New Dialogue on AIDS

Sue Ellin Browder recommends Affirming Love, Avoiding Aids: What Africa Can Teach the West by Matthew Hanley and Jokin de Irala.

AFFIRMING LOVE, AVOIDING AIDS

What Africa Can Teach the West

By Matthew Hanley and Jokin de Irala

National Catholic Bioethics Center, 2010

202 pages, $17.95

To order: (215) 877-2660

ncbcenter.org


Three decades into the AIDS pandemic, the death tolls retain the capacity to shock: 65 million persons infected; 25 million already buried. In sub-Saharan Africa, the pandemic’s epicenter, 6,800 persons become infected each day as another 6,000 die.

Will this plague ever end?

Not unless we in the West discard some of our most cherished ideas and start listening to Africans, say the authors of this insightful new book.

Worldwide, 27% of people with AIDS are cared for by the Church. Yet her commonsense proposals to fight the spreading virus by teaching people how to abstain (if single) or to be faithful (if married) are routinely shunned and despised.

Billions of ill-spent dollars poured into Africa “have failed [to reverse the epidemic] and in the process have compounded rather than reduced human suffering,” charge authors Matthew Hanley (former HIV/AIDS technical adviser for Catholic Relief Services) and Dr. Jokin de Irala (of the University of Navarra in Spain).

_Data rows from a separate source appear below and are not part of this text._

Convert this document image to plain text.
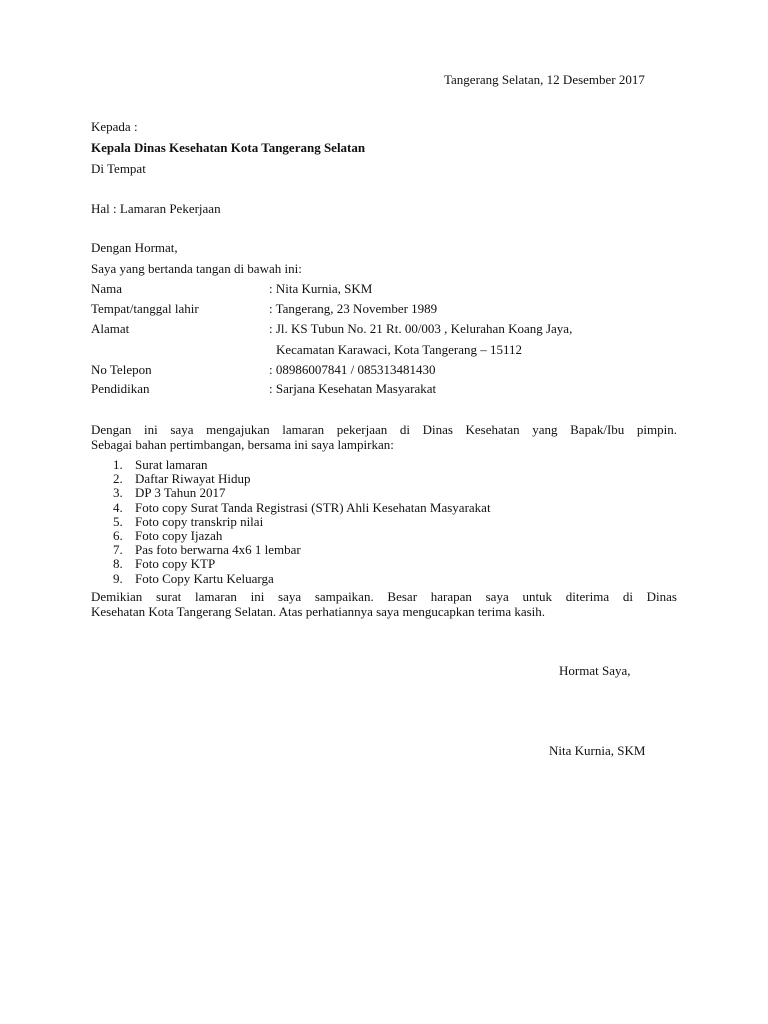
Tangerang Selatan, 12 Desember 2017
Kepada :
Kepala Dinas Kesehatan Kota Tangerang Selatan
Di Tempat
Hal : Lamaran Pekerjaan
Dengan Hormat,
Saya yang bertanda tangan di bawah ini:
Nama	: Nita Kurnia, SKM
Tempat/tanggal lahir	: Tangerang, 23 November 1989
Alamat	: Jl. KS Tubun No. 21 Rt. 00/003 , Kelurahan Koang Jaya,
Kecamatan Karawaci, Kota Tangerang – 15112
No Telepon	: 08986007841 / 085313481430
Pendidikan	: Sarjana Kesehatan Masyarakat
Dengan ini saya mengajukan lamaran pekerjaan di Dinas Kesehatan yang Bapak/Ibu pimpin.
Sebagai bahan pertimbangan, bersama ini saya lampirkan:
1. Surat lamaran
2. Daftar Riwayat Hidup
3. DP 3 Tahun 2017
4. Foto copy Surat Tanda Registrasi (STR) Ahli Kesehatan Masyarakat
5. Foto copy transkrip nilai
6. Foto copy Ijazah
7. Pas foto berwarna 4x6 1 lembar
8. Foto copy KTP
9. Foto Copy Kartu Keluarga
Demikian surat lamaran ini saya sampaikan. Besar harapan saya untuk diterima di Dinas
Kesehatan Kota Tangerang Selatan. Atas perhatiannya saya mengucapkan terima kasih.
Hormat Saya,
Nita Kurnia, SKM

In an eye-opening review of the scientific evidence, Hanley and de Irala show that “fundamental changes in sexual behavior, particularly declines in multiple sexual partnerships, are what have led to every instance of falling HIV rates in Africa.”

They build a strong scientific case for the hopeful message that African populations can — and do — modify their sexual behavior when given accurate public-health messages. Further, they offer the facts to show that when Africans change their behavior HIV rates consistently plunge.

Yet the authors charge that the Western “AIDS Establishment,” a consortium of powerful international agencies that includes the World Health Organization, UNAIDS (the Joint United Nations Program on HIV/AIDS) and the U.S. Agency for International Development, are blinded by their sexual “freedom” ideology and refuse to see the answer before their eyes.

The African AIDS epidemic has led Hanley and de Irala to aim their ax of reason directly at the philosophically rotten root of the West’s endlessly ballyhooed sexual “revolution” — a movement that, when exported abroad, has devastated much of the African continent by splitting sex from responsibility, sex from truth, sex from love.

Affirming Love, Avoiding AIDS is a wake-up call: Beware of the leaven of the Pharisees. Ideas have consequences, and we are all consumers.

What deadly ideas have we consumed along with our morning coffee?

The widespread conviction that it’s no great injustice to use others as objects of sexual desire has contributed to millions of African deaths. With this new book, Hanley and de Irala have planted a seed of truth destined to sprout into a wider dialogue as African death tolls continue to mount.

Sue Ellin Browder writes from Ukiah, California.